Chapter 5.2

Hire exact one time: The best candidate appears first, the probability is \(\frac{1}{n}\).

Hire n times: The candidates appears in decrease order, the probability is \(\frac{1}{n!}\).

We should always hire the first candidate and the best candidate, let the first candidate to be \(A[1]\), and the best candidate to be \(A[k]\), there should be \(A[1] = best(A[1..k-1])\) to hire exactly two candidates, i.e., choose the best of \(k-1\) candidates, the total probability is \(\frac{1}{n}\sum_{k=2}^{n-1}\frac{1}{k-1}\).

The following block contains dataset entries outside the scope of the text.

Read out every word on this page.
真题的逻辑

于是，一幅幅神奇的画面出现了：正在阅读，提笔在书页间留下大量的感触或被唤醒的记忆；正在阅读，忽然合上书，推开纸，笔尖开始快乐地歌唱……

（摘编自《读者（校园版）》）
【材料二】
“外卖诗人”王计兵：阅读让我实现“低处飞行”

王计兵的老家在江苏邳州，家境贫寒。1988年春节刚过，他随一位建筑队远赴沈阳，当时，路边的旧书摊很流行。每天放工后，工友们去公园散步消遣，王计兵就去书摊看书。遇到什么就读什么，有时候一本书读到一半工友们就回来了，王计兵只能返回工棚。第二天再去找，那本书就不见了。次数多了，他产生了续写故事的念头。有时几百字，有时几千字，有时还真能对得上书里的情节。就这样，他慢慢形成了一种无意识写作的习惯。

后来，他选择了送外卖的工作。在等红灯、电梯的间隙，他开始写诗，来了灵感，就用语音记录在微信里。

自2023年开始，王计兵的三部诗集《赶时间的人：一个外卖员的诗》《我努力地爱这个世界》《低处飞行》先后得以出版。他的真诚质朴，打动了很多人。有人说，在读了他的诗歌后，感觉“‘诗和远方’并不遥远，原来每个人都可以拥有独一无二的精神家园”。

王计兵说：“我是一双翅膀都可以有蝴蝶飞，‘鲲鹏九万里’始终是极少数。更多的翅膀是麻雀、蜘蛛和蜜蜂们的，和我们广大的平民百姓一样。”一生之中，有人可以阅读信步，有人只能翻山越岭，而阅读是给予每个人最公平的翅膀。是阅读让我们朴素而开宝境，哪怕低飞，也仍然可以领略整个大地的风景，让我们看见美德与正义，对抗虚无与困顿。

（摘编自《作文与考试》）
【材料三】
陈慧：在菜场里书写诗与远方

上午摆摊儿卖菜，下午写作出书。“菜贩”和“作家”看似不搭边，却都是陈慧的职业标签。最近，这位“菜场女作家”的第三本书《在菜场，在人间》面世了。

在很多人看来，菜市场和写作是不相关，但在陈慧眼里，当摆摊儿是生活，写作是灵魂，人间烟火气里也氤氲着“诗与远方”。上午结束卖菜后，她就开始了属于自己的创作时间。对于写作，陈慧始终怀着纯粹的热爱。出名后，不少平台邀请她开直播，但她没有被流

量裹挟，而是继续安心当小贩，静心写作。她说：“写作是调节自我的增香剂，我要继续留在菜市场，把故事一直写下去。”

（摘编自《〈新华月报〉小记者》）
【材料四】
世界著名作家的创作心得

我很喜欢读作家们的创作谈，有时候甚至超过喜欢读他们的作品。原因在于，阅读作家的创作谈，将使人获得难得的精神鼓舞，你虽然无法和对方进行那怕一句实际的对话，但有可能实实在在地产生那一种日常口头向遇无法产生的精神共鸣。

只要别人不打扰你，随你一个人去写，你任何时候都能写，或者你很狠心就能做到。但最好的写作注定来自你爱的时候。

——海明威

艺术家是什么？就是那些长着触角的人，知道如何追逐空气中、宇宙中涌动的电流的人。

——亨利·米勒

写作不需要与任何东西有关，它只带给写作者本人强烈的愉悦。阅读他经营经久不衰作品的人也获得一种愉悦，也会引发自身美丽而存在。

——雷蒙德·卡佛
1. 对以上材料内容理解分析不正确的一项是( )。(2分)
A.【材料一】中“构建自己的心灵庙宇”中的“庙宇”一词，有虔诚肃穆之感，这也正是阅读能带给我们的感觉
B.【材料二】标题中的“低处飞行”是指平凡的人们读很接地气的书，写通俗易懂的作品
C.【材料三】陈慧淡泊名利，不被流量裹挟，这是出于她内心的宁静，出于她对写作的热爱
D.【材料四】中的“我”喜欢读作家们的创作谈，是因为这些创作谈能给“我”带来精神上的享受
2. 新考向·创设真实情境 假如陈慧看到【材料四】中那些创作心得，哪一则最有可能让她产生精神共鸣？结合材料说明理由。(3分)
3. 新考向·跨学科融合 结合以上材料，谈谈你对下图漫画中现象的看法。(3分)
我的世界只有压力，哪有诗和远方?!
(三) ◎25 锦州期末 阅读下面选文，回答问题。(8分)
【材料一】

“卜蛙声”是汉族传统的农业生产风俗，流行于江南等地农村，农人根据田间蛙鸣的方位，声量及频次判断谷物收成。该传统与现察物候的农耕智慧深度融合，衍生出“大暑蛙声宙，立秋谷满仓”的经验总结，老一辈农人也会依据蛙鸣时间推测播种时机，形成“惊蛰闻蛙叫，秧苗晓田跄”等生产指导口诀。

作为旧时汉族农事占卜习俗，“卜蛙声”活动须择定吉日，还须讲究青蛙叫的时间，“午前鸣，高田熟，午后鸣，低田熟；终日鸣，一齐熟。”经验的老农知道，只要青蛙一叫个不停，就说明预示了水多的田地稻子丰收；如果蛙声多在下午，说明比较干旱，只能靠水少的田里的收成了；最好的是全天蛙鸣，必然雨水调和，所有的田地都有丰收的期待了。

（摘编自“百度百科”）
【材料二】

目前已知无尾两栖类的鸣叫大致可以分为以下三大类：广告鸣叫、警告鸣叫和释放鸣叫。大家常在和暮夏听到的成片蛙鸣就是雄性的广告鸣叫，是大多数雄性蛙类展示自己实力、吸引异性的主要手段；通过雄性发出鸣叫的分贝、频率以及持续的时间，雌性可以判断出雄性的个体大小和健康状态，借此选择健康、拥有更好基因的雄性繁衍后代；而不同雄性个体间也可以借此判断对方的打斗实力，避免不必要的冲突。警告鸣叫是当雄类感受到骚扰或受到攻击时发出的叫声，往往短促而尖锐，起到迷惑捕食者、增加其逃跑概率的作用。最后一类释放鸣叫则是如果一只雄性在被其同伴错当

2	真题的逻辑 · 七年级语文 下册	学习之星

The expected value of k-th dice is

\begin{align*} E[X_k] &=\sum_{x=1}^{6}x\Pr\{X_k=x\}\\ &=\sum_{x=1}^{6}\frac{x}{6}\\ &=\frac{7}{2} \end{align*}

The expected value of the sum of n dice is

\begin{align*} E[X] &=E\Bigg[\sum_{i=1}^{n}X_i\Bigg]\\ &=\sum_{i=1}^{n}E[X_i]\\ &=\sum_{i=1}^{n}\frac{7}{2}\\ &=\frac{7n}{2} \end{align*}

Each customer has \(\frac{1}{n}\) probability to get back their own hat, the expected value is \(E[X_k] = \frac{1}{n}\).

The total expected number of customers who get back their own hat is \(E[X] = \sum_{i=1}^{n}E[X_i] = 1\).

The probability that a pair is an inversion is exactly \(\frac{1}{2}\), the expected value is \(E[X_{ij}] = \frac{1}{2}\).

The total expected number of inversions is

\begin{align*} E[X] &=\sum_{i=1}^{n-1}\sum_{j=i}^{n}E[X_{ij}]\\ &=\frac{n(n-1)}{4} \end{align*}